A large and convincing body of authoritative evidence suggests that this is a fool’s errand – that attempts to somehow attribute these small differences to teachers and principals run into insurmountable validity hurdles. This is true even when the test focuses on the teacher’s subject – e.g., scores from reading comprehension tests used to evaluate a language arts teacher. It’s even more true when students’ test scores are attributed to teachers who don’t teach the subject of those tests or to teachers who are measured on students they never taught.
Recent opt-out protests here in Colorado brought to mind a conversation I had with my dean when I first started working at CU-Boulder, about 15 years ago. He asked me about the standards-based testing and accountability system in Colorado, which seemed excessive to him. He wondered whether I thought it was a passing policy fad.
“How long will this last?” he asked me.
I assured him, in my best wet-behind-the-ears-policy-analyst voice, that such reform waves have come and gone throughout the history of American schooling. Less than two decades earlier there had been another testing wave, and it had fizzled. The title of Larry Cuban’s 1990 article – “Reforming Again, Again, and Again” – was ringing in my ears.
This exchange with my dean was before No Child Left Behind and the subsequent dozen years of entrenchment of standards-based testing and accountability throughout the United States. So my prognostication was a bit off. But the wave now seems to be receding – in public sentiment if not yet in major policy shifts. What sort of debris will it leave behind?
Massachusetts-based FairTest, the National Center for Fair and Open Testing, has been collecting stories of protests like the ones recently in Boulder and elsewhere on the Front Range. These “Testing Resistance and Reform News” weekly updates seem to get longer with each new edition.
In response to the increased protests, many strong advocates of test-based accountability policies, include Education Secretary Arne Duncan, have made statements to the effect that we need to be wary of excessive testing.
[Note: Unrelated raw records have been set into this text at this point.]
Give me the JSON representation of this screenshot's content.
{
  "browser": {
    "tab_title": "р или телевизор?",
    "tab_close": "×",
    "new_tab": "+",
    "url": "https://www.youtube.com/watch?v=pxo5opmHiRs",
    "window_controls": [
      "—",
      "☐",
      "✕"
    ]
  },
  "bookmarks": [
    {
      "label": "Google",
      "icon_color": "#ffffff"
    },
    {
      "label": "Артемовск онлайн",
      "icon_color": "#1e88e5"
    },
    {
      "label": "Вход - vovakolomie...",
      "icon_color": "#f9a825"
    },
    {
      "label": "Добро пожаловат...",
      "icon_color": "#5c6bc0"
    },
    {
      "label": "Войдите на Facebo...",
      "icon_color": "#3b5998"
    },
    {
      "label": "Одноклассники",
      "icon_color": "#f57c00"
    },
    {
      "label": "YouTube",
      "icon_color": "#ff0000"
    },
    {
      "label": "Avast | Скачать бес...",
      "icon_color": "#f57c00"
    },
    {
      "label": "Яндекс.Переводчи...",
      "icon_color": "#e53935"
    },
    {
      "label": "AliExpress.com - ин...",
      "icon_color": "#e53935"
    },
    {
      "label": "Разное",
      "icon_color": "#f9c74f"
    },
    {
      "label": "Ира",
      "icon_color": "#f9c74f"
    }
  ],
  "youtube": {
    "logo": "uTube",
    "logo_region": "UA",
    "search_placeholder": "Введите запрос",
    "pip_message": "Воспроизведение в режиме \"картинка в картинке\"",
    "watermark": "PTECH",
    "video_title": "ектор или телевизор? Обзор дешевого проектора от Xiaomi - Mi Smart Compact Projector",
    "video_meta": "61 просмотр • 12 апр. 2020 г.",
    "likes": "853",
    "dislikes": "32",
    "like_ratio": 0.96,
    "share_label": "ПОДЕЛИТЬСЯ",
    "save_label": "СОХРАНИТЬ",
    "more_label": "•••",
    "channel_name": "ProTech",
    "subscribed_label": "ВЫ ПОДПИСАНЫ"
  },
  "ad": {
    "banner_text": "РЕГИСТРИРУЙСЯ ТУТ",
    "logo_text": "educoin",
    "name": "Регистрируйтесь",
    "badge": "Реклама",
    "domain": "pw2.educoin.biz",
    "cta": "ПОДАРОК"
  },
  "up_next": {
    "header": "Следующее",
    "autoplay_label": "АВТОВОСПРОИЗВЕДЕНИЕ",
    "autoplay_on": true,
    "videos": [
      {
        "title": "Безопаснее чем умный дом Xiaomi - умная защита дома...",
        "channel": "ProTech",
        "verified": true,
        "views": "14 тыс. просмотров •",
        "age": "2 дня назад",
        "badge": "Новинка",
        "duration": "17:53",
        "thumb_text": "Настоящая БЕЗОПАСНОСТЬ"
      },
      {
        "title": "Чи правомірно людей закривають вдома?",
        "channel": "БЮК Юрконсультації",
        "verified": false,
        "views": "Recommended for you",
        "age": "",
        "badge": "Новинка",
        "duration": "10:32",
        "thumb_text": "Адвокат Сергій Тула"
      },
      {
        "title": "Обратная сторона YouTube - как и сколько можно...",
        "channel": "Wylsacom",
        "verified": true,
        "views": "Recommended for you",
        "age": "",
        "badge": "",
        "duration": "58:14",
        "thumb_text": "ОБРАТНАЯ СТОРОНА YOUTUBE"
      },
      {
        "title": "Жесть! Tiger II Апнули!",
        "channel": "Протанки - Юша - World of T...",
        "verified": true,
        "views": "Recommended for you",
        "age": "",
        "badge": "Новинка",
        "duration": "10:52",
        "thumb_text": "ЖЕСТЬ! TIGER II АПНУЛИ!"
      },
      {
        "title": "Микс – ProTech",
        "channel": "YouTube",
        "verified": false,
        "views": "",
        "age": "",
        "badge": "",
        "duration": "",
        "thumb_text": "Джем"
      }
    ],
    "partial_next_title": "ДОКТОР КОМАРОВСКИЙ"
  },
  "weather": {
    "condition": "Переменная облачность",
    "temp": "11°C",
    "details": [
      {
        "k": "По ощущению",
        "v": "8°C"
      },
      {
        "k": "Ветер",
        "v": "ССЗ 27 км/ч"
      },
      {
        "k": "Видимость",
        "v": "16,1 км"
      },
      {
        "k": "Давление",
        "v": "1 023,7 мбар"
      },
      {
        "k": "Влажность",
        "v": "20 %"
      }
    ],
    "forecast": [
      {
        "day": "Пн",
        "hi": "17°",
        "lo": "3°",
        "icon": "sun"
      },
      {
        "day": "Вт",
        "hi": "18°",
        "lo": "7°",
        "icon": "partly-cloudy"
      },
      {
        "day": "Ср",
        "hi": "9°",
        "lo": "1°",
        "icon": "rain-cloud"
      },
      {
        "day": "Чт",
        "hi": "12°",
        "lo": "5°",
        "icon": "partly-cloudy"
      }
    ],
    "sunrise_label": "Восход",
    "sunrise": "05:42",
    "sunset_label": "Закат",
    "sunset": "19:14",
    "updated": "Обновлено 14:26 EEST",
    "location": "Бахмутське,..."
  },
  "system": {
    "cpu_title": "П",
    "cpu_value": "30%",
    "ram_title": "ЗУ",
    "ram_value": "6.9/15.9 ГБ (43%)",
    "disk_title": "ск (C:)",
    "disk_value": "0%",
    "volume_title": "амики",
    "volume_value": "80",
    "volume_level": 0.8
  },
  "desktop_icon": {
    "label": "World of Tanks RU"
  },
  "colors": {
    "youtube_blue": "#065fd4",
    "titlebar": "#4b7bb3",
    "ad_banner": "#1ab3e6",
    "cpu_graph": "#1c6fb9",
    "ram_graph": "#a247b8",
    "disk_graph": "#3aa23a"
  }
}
Some states have adopted moratoria on some high-stakes consequences of test scores.
In short, we’ve seen dissatisfaction with the status quo of education reform, and we’ve seen acknowledgement of that dissatisfaction. But what we’ve not seen is a widespread, deeper rethinking of school improvement or an embrace of an alternative – and there’s the rub. It’s highly unlikely that the nation will move away from the status quo until it has a different pathway forward.
Accordingly, when we look at our schools two or three years down the line, what we’re likely to see is something a lot like what we have today, albeit with a few rough edges smoothed out. Test-based accountability policies, whether grounded in the Common Core State Standards or some other set of performance standards, will continue to drive curriculum and instruction.
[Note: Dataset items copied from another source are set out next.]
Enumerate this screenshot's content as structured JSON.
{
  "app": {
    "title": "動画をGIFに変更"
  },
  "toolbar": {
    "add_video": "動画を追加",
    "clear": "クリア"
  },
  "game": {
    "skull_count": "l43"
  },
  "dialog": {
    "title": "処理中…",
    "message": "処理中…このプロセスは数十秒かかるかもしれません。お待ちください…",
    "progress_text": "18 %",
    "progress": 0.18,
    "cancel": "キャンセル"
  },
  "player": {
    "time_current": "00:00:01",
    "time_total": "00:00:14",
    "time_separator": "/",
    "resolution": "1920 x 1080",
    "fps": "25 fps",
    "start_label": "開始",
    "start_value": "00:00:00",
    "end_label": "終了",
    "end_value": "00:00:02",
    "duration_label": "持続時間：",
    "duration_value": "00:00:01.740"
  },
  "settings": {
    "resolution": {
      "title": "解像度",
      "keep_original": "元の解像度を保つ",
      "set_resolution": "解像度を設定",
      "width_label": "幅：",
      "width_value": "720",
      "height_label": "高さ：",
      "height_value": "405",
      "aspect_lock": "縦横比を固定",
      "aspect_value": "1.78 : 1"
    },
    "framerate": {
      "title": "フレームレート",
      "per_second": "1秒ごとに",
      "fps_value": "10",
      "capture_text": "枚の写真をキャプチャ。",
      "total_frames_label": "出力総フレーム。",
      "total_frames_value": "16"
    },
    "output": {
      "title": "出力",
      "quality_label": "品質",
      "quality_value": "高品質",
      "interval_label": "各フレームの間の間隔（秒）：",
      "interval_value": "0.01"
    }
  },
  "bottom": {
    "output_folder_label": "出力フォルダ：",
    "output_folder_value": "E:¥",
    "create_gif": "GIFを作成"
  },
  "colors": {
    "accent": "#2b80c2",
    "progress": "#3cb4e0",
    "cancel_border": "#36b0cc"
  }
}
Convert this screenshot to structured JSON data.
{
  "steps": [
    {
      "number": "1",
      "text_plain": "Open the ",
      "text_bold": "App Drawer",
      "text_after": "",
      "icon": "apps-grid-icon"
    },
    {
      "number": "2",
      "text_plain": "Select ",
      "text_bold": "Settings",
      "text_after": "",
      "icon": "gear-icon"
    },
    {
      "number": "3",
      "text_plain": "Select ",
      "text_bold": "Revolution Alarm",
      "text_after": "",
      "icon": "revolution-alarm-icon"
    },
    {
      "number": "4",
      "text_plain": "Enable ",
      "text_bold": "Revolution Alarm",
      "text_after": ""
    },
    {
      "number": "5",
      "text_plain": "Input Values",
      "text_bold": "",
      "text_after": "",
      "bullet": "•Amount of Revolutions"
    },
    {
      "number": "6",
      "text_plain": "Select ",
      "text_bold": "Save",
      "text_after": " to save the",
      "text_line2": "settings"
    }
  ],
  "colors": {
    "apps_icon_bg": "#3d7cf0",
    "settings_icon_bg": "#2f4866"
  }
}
This is not to say that alternative approaches are not available—plenty of research-based best practices could be implemented and could provide a smart way forward. For that to happen, the voices of those now crying out for less testing must also articulate a desire and a concrete agenda for more engaging learning. We must also accept the reality that real reform requires much more than we as a society have been willing to do. It requires demanding more of students and teachers but also of lawmakers and taxpayers. It requires a sustained commitment to ensuring rich opportunities to learn, particularly for students with fewer resources and opportunities outside of the school.
Reforms like test-based accountability give us the feeling of doing something—of demanding excellence—without providing the capacity to achieve our goals. Continuing down that path will continue to leave us disappointed. But, opt-out or no opt-out, that’s where we’re still headed.